I’m not far away from achieving the my resolution of reading 2 books a month. I read the White Tiger and am almost done with Randy Pausch’s The Last Lecture. If you haven’t already seen Randy’s Last Lecture video, watch it here — goosebumps I tell you.

I’ve cut off ties with people who I’ve known forever but who choose to revel in their ego and treat others like toilet paper. Nothing is worth being subject to undeserved disrespect, a lesson that has taken me a long time to learn. Some people just don’t deserve the benefit of the doubt. Anyhoo.

Man, I wish I could write like her.

Alright, it’s midnight, I’m tired and can’t stand being infront of a computer anymore today, so all for now.

2009.

Can you believe it’s 2009?! I remember the Y2K chaos vividly…that was 10 years ago. Time flies so quickly, it scares me. One day I’ll wake up and I’ll be 60, probably wondering where all my life went.

Overall, 2008 was a phenomenal year for me, a lot happened: I lived in Madrid, my heart got broken, I broke somebody’s heart, I took an advance Spanish exam, I got certified from the London School of Journalism, I wrote approximately 500 blog posts across 5 blogs, I tried doing my own Bollywood gossip vlog, I watched the musical Beauty and the Beast in Spanish, I went to a mini-running of the bulls event in Valencia, I was in Mumbai for the 26/11 terror attacks, I moved to Dubai, I got a real job, and I bought a car.

I write this today with mixed feelings, and a strange undercurrent of insignificance. December became a serious month of reflection. After the terror attacks, I watched A Wednesday, Mumbai Meri Jaan, and read The White Tiger (I plan to review it soon); and for the last few days, all I’ve been thinking about is Gaza. Recession, and hearing about friends losing jobs is what’s running parallel to world-terror thoughts. So, I’m not so positive about things this January 1, 2009. I suppose it’s a mix of personal and socio-political emotions, both I don’t really know how to deal with.

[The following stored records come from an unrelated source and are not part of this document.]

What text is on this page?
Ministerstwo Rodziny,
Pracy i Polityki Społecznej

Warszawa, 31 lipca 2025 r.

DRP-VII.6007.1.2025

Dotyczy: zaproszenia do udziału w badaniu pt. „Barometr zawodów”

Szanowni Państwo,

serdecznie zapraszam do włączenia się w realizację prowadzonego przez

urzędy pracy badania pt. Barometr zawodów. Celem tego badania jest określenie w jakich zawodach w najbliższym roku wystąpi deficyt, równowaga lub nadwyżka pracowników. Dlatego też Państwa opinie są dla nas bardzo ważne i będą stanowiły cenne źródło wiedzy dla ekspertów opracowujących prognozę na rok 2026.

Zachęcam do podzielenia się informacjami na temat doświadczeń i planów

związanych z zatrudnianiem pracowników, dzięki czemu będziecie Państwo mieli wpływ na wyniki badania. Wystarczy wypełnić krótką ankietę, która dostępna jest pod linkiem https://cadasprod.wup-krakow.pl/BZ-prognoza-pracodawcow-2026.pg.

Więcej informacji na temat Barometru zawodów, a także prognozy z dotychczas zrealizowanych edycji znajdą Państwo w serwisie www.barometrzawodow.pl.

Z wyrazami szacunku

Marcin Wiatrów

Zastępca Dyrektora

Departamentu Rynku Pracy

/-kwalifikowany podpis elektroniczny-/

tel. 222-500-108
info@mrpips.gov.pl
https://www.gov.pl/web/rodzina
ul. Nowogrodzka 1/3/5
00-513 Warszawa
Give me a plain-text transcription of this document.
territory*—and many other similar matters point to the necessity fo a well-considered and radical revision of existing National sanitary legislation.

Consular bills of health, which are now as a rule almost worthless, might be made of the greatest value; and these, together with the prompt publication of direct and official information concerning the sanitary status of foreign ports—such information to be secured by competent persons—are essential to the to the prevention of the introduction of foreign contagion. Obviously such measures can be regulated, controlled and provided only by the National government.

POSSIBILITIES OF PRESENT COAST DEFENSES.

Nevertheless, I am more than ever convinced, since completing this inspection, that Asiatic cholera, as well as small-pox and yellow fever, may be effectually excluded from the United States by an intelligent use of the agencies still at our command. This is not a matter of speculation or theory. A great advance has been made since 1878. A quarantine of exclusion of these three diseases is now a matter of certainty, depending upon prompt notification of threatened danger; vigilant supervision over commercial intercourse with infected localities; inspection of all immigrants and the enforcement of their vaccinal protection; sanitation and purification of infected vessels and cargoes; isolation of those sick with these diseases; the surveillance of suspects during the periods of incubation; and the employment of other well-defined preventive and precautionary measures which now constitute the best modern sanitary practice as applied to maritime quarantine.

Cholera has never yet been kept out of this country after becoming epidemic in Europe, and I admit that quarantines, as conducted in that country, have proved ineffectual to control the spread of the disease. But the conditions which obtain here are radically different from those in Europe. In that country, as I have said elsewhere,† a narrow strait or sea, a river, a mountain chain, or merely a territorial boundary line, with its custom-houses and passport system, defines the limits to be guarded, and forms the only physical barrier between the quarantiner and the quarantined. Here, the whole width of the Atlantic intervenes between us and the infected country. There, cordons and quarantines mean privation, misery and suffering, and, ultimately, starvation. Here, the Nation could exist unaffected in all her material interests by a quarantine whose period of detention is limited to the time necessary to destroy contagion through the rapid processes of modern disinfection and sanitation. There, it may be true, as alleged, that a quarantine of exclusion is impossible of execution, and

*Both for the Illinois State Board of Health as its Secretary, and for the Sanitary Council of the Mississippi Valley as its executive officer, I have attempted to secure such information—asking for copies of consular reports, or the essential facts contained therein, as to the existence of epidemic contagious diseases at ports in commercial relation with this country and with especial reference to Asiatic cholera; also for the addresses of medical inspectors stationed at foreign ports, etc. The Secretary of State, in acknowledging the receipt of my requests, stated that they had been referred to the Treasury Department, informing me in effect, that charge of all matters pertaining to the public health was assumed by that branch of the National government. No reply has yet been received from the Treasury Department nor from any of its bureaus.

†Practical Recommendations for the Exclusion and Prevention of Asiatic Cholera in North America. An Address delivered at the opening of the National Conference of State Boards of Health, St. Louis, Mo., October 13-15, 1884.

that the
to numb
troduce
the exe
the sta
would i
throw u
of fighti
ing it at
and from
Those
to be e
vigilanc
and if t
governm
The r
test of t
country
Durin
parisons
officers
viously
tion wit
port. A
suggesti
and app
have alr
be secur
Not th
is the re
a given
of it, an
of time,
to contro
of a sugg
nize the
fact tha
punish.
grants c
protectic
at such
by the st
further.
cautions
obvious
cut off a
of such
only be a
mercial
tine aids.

I have much to be grateful for. I live in a house full of love, I have a great family, and a great job. Nothing else matters, right? But that’s so selfish. That’s what’s overriding my thoughts today. Silly perhaps.

I’m not going to say I want to give-up what I have and take up a cause so that my presence on this planet matters and I help change the world. I don’t know what I want to/need to do.

I’m also still rolling in (selfish) transitional (Madrid to Dubai) turmoil. I need to find new friends and new hobbies to get my spirits back up from neutral to positive. Then perhaps my life can take new meaning, both for me and for the people around me.

Perhaps one place I can start the development of a constructive thought process is my blog. Until now, it’s been a platform to rant and rave about nothing really; it’s been a lazy and selfish attempt at personal expression. Nothing is wrong with that – it has given me vain satisfaction, but steering it slowly towards being a platform of intelligent social conversation is going to be my effort this year.

On that note (assuming I have some readers): What would you like to read on my blog? Any thoughts/feedback, please feel free.

Otherwise, I’m going to focus this year on living, loving, giving, and forgiving. And, not letting the wrong people or things get the better of me.

I wish you all a wonderful and more importantly, peaceful 2009. I hope you keep reading me!

(Oh, and incase you were wondering, I stayed in with Dad last night. We ordered Kerala fish-curry and watched Mamma Mia! Was a quiet, great evening. Missed mum and brother, though.